Proving a language is neither Recursively Enumerable nor co-Recursively Enumerable

Question

$$L = \{ \langle M \rangle \mid \text{\(M\) is a Turing Machine and \(|L(M)| = 1\)} \}$$

I have to prove that this is not R.E. and not co-R.E.

I know how to approach these kind of problems. For $\check L = \{ \langle M \rangle \mid \text{\(M\) is a Turing Machine and \(|L(M)| \le 1\)} \}$, Here a simple reduction from complement of HP would do the trick. (Make a TM $M'$ which on input $w$ runs $M$ on $x$ and accepts if $M$ accepts $x$. If $\langle M,x \rangle$ belongs to complement of HP then $x$ would not be accepted and hence $M'$ would reject everything thereby satisfying the $\le 1$ property. Also in case $\langle M,x \rangle$ doesn't belong to complement of HP, $M'$ would accept everything and hence would be $\gt 1$. Thus we know that the complement of HP is reducible to $\check L$. Hence $\check L$ is not RE.)

But in the main problem I don't have an inequality and I am stuck with how to approach such problems. I would face the same problem while proving $L'$ (complement of $L$) as not RE for proving $L$ as not co RE.

Answer 1

One way to solve this problem is by showing there do not exist Turing machines that accept $L_3$ or $\overline L$. But probably that is simply restating the question.

$L_u$, the universal language, is non-recursive but RE language. If we reduce $L_u \leq_M L$ then $L$ cannot be co-RE. If we reduce $L_u \leq_M \overline{L}$ then $L$ cannot be RE.

Let us first do the reduction $L_u \leq_M L$.

We shall reduce $\langle M,w\rangle$ to a Turing machine $M'$ as follows: $M'$ rejects all inputs other than $w$. If the input is $w$ then it runs as Turing Machine $M$ on $w$. This gives us $\langle M,w\rangle \in L_u$ iff $M' = f(\langle M,w\rangle) \in L$.

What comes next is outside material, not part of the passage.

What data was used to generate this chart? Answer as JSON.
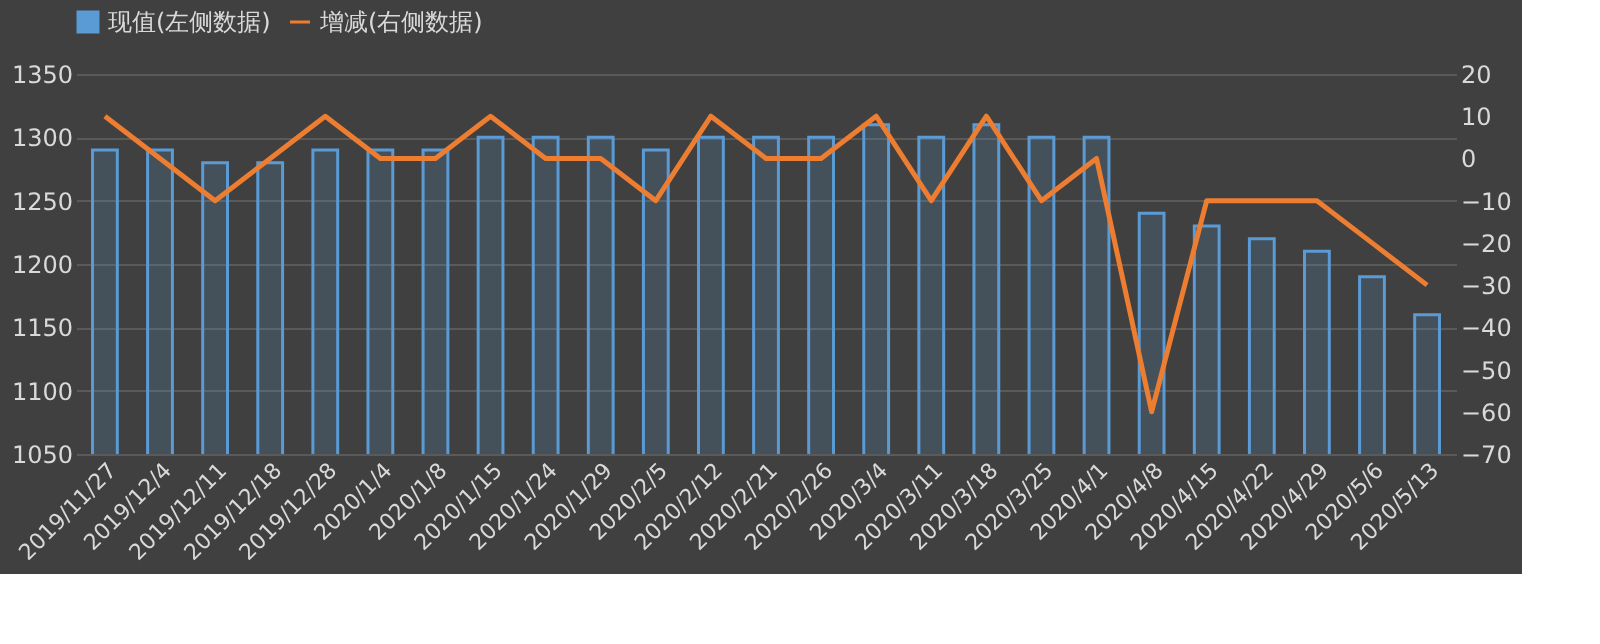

Hence $L_u \leq_M L$. Therefore $L$ cannot be co-RE. Otherwise $L_u$ will become recursive.

Next we do the reduction $L_u \leq_M \overline L$.

We shall reduce $\langle M,w\rangle$ to a Turing machine $M''$ as follows: Let $w'$ be a string other than $w$. $M''$ rejects all inputs other than $w$ and $w'$. If the input in $w'$ then $M''$ accepts the input. If the input is $w$ then it runs as Turing Machine $M$ on $w$. This gives us $\langle M,w\rangle \in L_u$ iff $M''= f(\langle M,w\rangle) \not\in L$, that is, $\langle M,w\rangle \in L_u$ iff $M'' \in \overline L$.

Hence $L_u \leq_M \overline{L}$. Therefore $L$ cannot be RE. Otherwise $L_u$ will become recursive.

If we combine the results, $L$ is neither RE nor co-RE.